The above aspects often apply to individuals. But when we look at an organization as a whole, the effects are also amplified. SOA requires a higher level of collaboration between teams in an organization. Each team or department used to having a higher level of autonomy in terms of managing their budgets, schedules, clients, technology, etc.; relatively independently from other teams. How to find the right balance between organizational consistency and flexibility with sufficient local autonomy, is unfortunately in itself requiring a uniform understanding and approach within the organization. And politics. Not everyone likes to work with everyone, and individuals used to be relatively shielded within their own teams/departments/silos. But SOA requires breaking down the walls of silos, and can expose people more to personalities they may not like to work with, causing more contention among people. If not managed carefully, such as not positively reinforcing the correct behaviors, this can more quickly send the wrong signals to workers and hinder progress. Lastly, strategic thinkers who understand what it takes to do SOA, tend to be the minority in today’s IT organizations which typically focus on tactical goals and are also measured as such. It’s just difficult for a few individuals to influence and steer an organization to adapt new changes.

So what now?

Thus it’s the “how” we do SOA that is the most important. It is the architectural disciplines, organizational cohesion, strategic leadership, etc. that most significantly impact the outcome of SOA efforts. And from that perspective the architectural principles of service-oriented architecture are still sound. In fact, as many people are already jumping into the next new big things such as cloud computing, “service”-oriented or driven concepts and considerations become much more important than before. Furthermore, cloud computing, in my opinion, has to do more about services than simply moving existing on-premises infrastructure into a utility-based cloud.

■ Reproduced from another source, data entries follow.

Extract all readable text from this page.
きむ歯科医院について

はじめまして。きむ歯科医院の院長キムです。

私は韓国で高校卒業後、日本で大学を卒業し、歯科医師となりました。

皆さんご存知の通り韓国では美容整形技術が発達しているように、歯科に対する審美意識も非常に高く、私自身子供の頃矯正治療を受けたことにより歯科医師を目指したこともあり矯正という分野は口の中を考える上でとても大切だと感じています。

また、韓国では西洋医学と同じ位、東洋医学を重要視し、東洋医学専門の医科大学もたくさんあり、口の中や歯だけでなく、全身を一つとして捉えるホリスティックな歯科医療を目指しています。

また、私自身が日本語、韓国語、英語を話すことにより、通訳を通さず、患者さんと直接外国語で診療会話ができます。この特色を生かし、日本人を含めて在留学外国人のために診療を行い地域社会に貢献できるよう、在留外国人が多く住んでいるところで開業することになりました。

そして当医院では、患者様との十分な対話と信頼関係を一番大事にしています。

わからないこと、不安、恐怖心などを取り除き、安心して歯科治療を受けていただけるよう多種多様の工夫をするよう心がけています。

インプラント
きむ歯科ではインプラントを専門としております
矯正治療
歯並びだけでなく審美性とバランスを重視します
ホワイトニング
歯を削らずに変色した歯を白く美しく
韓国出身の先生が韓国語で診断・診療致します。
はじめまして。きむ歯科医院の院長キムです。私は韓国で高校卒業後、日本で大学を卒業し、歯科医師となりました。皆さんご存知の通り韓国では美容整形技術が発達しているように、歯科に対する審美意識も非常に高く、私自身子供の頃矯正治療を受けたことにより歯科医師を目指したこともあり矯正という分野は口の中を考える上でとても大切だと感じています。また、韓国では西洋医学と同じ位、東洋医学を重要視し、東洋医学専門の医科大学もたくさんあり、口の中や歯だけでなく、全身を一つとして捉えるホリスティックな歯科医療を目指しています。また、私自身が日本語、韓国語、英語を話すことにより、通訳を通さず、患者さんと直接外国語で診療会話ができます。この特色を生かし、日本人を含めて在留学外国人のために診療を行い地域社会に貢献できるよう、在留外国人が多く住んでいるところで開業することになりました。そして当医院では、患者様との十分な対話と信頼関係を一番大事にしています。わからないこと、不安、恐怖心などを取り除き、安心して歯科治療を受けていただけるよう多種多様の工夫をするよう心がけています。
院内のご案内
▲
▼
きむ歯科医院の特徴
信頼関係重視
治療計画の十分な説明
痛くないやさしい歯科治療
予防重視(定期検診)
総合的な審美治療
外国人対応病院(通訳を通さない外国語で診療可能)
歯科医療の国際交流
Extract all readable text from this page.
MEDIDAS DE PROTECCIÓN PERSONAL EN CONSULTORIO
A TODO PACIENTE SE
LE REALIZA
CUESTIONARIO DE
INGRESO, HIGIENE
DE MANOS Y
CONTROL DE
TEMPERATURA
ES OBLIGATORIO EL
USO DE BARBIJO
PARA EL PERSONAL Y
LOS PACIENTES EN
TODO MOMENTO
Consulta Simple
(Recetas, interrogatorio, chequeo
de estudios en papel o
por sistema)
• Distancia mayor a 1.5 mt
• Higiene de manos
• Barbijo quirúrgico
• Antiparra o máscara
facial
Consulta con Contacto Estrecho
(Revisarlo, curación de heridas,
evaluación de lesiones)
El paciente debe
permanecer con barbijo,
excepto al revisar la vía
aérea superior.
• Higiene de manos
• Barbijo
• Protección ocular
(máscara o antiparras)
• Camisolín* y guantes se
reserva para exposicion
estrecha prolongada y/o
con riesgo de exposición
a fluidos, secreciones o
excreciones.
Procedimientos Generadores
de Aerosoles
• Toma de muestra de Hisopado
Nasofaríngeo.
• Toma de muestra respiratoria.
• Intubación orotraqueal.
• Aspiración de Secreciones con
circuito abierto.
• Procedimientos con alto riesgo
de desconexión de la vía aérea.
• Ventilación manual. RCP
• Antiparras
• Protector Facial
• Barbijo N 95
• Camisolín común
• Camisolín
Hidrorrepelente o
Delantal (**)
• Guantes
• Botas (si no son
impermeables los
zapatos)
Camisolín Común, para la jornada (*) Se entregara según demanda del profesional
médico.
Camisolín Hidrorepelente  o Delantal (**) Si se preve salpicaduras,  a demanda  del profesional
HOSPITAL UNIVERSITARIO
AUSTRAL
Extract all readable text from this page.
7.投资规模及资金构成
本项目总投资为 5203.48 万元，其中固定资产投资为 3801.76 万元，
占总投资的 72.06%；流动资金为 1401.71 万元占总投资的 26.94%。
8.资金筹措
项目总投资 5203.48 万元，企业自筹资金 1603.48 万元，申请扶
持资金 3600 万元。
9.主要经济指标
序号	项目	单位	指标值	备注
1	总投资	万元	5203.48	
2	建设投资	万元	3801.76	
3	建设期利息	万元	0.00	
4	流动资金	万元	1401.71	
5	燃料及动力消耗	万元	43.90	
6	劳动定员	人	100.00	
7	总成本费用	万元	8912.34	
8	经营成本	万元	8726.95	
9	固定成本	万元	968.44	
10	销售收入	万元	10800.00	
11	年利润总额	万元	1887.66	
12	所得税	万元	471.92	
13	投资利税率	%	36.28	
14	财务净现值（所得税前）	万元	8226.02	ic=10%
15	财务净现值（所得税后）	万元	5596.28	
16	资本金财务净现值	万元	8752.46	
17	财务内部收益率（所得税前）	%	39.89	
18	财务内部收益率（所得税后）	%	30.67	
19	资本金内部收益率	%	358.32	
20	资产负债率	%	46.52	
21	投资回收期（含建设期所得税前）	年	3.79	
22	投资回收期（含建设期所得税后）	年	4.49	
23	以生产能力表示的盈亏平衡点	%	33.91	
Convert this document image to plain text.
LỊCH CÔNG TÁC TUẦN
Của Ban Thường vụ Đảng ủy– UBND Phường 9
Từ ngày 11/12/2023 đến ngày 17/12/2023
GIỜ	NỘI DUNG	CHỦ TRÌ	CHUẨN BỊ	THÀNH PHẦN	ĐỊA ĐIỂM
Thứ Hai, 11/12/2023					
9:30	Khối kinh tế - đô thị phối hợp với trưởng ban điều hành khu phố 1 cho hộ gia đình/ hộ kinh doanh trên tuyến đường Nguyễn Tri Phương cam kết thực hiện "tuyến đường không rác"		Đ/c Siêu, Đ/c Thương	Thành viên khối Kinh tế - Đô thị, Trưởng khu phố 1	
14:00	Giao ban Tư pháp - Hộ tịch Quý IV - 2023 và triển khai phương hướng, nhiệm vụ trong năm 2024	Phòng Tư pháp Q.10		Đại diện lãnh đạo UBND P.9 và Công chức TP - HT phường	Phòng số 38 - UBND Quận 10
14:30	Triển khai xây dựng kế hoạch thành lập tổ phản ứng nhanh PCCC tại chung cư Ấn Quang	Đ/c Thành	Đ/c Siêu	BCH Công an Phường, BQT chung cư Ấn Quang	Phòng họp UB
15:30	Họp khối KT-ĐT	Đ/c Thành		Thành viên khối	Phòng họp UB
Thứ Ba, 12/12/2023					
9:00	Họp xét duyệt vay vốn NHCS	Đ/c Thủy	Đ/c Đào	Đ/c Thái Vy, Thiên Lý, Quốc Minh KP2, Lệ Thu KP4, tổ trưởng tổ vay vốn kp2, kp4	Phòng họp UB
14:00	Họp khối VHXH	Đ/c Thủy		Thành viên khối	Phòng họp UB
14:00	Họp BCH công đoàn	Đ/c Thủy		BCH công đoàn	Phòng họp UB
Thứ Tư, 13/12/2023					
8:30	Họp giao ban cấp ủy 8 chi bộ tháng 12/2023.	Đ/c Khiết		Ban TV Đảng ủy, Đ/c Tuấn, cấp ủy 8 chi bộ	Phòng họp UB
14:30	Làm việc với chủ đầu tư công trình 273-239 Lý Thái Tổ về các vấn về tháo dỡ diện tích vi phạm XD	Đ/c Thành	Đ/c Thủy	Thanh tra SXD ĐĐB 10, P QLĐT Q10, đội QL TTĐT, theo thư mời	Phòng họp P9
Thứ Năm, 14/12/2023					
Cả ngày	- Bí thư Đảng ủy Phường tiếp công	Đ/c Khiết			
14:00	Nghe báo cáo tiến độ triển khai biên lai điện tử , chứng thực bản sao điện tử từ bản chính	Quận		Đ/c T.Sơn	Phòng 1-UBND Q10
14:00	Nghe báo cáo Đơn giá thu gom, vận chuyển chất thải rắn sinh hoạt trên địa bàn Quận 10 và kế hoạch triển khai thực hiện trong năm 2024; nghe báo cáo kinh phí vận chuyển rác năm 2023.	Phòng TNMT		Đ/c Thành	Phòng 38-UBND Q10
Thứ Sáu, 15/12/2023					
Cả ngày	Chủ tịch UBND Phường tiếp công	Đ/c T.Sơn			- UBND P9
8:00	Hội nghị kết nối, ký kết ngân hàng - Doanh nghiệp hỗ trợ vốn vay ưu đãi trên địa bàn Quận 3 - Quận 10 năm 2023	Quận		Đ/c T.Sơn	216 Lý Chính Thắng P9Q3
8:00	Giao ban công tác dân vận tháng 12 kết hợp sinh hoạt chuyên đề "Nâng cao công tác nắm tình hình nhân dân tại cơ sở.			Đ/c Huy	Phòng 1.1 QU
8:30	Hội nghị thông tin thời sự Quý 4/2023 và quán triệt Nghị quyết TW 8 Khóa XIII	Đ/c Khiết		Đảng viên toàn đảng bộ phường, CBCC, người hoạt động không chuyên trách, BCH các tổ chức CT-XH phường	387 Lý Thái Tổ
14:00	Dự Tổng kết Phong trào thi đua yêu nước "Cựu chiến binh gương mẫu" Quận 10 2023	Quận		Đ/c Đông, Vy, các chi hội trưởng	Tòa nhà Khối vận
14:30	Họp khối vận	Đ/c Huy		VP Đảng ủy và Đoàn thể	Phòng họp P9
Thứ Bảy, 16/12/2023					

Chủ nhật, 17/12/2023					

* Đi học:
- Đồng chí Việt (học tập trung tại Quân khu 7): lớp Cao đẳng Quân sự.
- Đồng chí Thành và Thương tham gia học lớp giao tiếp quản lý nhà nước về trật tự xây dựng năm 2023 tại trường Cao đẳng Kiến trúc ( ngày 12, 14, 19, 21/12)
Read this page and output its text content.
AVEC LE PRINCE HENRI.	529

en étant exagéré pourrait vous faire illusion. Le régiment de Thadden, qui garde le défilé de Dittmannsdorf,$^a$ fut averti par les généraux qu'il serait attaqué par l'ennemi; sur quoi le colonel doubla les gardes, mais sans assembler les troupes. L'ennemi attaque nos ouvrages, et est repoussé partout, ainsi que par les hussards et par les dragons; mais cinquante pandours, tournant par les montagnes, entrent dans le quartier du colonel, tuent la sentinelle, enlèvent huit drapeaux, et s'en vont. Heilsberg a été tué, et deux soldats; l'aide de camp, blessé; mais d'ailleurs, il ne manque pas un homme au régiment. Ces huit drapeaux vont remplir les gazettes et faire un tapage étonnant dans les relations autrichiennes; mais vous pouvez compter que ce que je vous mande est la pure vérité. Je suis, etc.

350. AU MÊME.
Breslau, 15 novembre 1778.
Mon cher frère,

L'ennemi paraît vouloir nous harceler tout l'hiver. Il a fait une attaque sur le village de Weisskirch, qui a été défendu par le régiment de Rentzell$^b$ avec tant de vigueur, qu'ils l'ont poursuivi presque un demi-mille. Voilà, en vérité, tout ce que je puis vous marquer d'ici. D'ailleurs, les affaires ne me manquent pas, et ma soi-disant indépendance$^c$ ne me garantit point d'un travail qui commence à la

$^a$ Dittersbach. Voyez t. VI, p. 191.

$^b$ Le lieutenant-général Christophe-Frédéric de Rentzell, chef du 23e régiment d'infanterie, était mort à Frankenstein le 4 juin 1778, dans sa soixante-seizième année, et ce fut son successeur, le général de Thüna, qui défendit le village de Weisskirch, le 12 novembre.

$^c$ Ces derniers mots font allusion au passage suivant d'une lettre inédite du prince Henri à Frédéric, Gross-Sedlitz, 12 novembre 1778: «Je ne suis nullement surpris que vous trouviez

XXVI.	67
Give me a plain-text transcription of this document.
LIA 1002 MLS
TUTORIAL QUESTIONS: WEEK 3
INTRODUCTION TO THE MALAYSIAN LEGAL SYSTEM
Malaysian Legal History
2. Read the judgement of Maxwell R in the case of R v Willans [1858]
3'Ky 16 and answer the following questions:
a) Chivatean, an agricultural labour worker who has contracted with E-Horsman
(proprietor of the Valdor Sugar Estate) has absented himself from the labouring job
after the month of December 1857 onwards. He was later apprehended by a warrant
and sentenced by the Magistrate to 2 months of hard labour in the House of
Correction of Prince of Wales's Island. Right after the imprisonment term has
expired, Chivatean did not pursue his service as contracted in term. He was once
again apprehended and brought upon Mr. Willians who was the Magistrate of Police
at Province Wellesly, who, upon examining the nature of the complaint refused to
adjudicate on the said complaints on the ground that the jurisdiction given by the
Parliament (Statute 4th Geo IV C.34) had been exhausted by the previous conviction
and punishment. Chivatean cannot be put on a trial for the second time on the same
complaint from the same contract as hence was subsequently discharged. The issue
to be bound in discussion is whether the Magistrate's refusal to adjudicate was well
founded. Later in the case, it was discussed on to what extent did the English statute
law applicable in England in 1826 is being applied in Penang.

Perhaps it’s time to take a hard look at each SOA effort and ask the hard questions. Is it really meaningful, or valuable, to do SOA for your organization? Does your enterprise really need real-time process-driven integration, or traditional data integration, or a hybrid model, can suffice? Can people in your organization work collaboratively towards common goals and standards? Does your organization have what it takes to undergo and withstand such transformation? And so forth.

This doesn’t mean we should stop doing SOA (and regardless of what name we use to call it), but we should do it for the right reasons, and do it right. And more importantly, having the right people in the right places to see the plan through. This means having the right skills to plan and lead an organization to transform all aspects of data, technology, processes, and people (in knowing how to deal with the human factors mentioned above). There are still very significant benefits that SOA can bring, evident in the few organizations that have been successful with it.

Another lesson that can be learned from this ongoing discussion is that, SOA was deemed unsuccessful because it presented very significant gaps to the way existing IT organizations work today (such as what Dana Gardner mentioned in his post). However, we have to be careful in thinking that “abandoning SOA” and moving on to the next big thing – cloud computing, will solve all of our issues (doesn’t that sound eerily familiar?). It is evident that these gaps present such large gaps to many organizations, that the organizational aspects become the biggest impediments to progress. As technologists it is easy for us to say that the next major innovative technology trend will bring about sweeping changes and transformational benefits. But the reality is, cloud computing, as an extension of SOA, will require even more maturity and competencies in working with SOA to implement successfully. Indeed cloud computing presents a more prominent influencing factor to transform legacy IT, but it won’t make it any easier than SOA did. Organizations that want to take advantage of these transformative technology trends need to not only understand the technologies involved, but really pay attention to planning the organizational and people side of the endeavors.